The democratic appeal
Democracy is attractive because it gives more than the right to select leaders now and then. Its appeal is to provide everyone with the means to go beyond the restricting circles of family, neighbourhood and work, and to interrelate, to meet others, not just those who are close, but all those living on the same territory, and possibly over the borders too. The democratic dream promises a potential universality, the earthly realization of a brotherhood and sisterhood that religion offers in its own way. Marx was not the only one to emphasize the intimate connection between Christianity and the modern State: the former sees each man as the bearer of an individual soul that makes him equal to others in spirit (everyone can be saved); the latter sees each man as politically equal to others (every citizen has a right to vote and be elected).

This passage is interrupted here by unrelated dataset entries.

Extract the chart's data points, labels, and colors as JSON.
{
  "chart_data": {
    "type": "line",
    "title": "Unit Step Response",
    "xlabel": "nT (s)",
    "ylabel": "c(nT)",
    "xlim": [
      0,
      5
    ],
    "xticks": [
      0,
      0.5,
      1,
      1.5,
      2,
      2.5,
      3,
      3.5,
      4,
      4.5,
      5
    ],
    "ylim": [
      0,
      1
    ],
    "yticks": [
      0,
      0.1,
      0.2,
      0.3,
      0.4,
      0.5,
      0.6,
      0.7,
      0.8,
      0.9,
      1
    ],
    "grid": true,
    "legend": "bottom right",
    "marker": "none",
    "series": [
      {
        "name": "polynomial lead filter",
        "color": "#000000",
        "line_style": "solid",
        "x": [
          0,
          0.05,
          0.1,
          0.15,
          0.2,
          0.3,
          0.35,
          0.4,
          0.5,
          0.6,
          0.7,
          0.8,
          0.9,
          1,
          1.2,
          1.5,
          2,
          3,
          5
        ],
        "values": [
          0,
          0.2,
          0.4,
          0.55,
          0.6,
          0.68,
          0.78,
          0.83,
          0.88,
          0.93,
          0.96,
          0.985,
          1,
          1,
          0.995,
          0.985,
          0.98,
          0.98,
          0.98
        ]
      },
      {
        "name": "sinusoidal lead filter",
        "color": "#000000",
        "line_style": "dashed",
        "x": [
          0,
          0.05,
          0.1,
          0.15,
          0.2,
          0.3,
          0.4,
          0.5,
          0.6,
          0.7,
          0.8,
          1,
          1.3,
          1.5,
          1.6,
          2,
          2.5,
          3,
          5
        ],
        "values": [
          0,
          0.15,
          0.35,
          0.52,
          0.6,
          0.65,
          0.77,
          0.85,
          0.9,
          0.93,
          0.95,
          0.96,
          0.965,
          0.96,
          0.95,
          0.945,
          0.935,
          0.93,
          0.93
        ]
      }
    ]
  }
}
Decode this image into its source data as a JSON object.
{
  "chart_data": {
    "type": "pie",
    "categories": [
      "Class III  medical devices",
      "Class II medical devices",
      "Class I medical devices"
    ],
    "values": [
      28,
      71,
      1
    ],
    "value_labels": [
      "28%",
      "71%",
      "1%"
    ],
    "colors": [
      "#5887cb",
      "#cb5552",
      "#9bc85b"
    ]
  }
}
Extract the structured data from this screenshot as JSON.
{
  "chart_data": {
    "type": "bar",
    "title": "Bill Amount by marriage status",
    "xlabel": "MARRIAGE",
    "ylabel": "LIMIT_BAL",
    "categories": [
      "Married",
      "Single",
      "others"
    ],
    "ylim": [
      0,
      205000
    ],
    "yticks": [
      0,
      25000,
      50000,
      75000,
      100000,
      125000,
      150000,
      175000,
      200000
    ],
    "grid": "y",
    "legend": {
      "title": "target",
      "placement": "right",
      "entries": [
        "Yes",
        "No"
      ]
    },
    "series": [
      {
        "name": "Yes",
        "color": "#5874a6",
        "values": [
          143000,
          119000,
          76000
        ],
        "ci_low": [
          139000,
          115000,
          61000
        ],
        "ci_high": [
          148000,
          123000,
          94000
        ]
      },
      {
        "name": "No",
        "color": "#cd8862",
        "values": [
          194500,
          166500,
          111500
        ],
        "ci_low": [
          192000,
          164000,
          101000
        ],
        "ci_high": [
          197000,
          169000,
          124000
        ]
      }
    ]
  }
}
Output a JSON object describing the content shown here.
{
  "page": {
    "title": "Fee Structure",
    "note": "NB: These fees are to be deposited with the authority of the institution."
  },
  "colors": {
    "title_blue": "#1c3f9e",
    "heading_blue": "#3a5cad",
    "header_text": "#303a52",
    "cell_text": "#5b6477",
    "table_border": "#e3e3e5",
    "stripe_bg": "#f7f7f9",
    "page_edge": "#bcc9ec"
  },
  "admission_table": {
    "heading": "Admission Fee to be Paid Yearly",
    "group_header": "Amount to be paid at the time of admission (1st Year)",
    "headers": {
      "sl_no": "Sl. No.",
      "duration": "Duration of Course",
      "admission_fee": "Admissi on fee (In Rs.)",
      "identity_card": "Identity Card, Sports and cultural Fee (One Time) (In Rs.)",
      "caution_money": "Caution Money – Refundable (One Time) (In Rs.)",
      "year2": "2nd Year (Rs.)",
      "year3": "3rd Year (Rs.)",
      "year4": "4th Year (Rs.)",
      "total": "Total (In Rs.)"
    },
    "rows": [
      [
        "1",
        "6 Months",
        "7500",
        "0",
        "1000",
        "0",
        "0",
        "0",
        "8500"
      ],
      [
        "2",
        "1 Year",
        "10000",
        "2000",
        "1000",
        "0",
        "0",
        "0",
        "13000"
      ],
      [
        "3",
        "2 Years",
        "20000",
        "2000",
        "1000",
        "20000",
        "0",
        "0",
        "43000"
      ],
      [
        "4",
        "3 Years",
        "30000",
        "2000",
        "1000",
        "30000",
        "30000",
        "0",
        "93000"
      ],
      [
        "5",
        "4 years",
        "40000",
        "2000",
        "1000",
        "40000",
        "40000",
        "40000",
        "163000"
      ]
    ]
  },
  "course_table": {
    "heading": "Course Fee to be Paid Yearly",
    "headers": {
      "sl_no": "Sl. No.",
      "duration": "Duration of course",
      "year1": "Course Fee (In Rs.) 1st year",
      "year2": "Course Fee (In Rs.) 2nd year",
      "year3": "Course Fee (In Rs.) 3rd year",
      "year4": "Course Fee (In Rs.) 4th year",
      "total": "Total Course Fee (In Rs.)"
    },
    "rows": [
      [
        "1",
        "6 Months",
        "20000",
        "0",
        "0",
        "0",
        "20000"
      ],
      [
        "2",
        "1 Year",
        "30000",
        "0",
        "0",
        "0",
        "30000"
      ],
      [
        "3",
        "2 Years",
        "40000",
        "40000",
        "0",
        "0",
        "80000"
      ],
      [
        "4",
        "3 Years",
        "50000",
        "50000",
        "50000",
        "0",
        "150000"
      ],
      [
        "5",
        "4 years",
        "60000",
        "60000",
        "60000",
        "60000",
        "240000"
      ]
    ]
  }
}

To fully appreciate the democratic appeal, we should bear in mind what existed before, when formal (i.e. political) equality was unheard of. Not just the ruling elite, but many thinkers and artists showed open contempt for the mass of peasants and workmen that were thought of as an inferior species. Most famous French writers treated the Paris Commune fighters as if they were outside or below human standards. Until the mid-20th century, hatred of the workers was widespread among the middle and upper classes, in Germany for instance. 1939-45 was the definitive taming of the rabble: with few exceptions, the toiling masses of the world behaved in a patriotic way, so the bourgeois stopped being scared of a populace that seemed to be respecting law and order at last. Now nearly everyone in a Western-type democracy accepts at least verbally the notion that one human being is worth another. Yet this equivalence is achieved by comparing quantified items. In democratic capitalism, each human person is my fellow being insomuch as his vote and mine are added and then computed. Modern citizenship is the bourgeois form of freedom.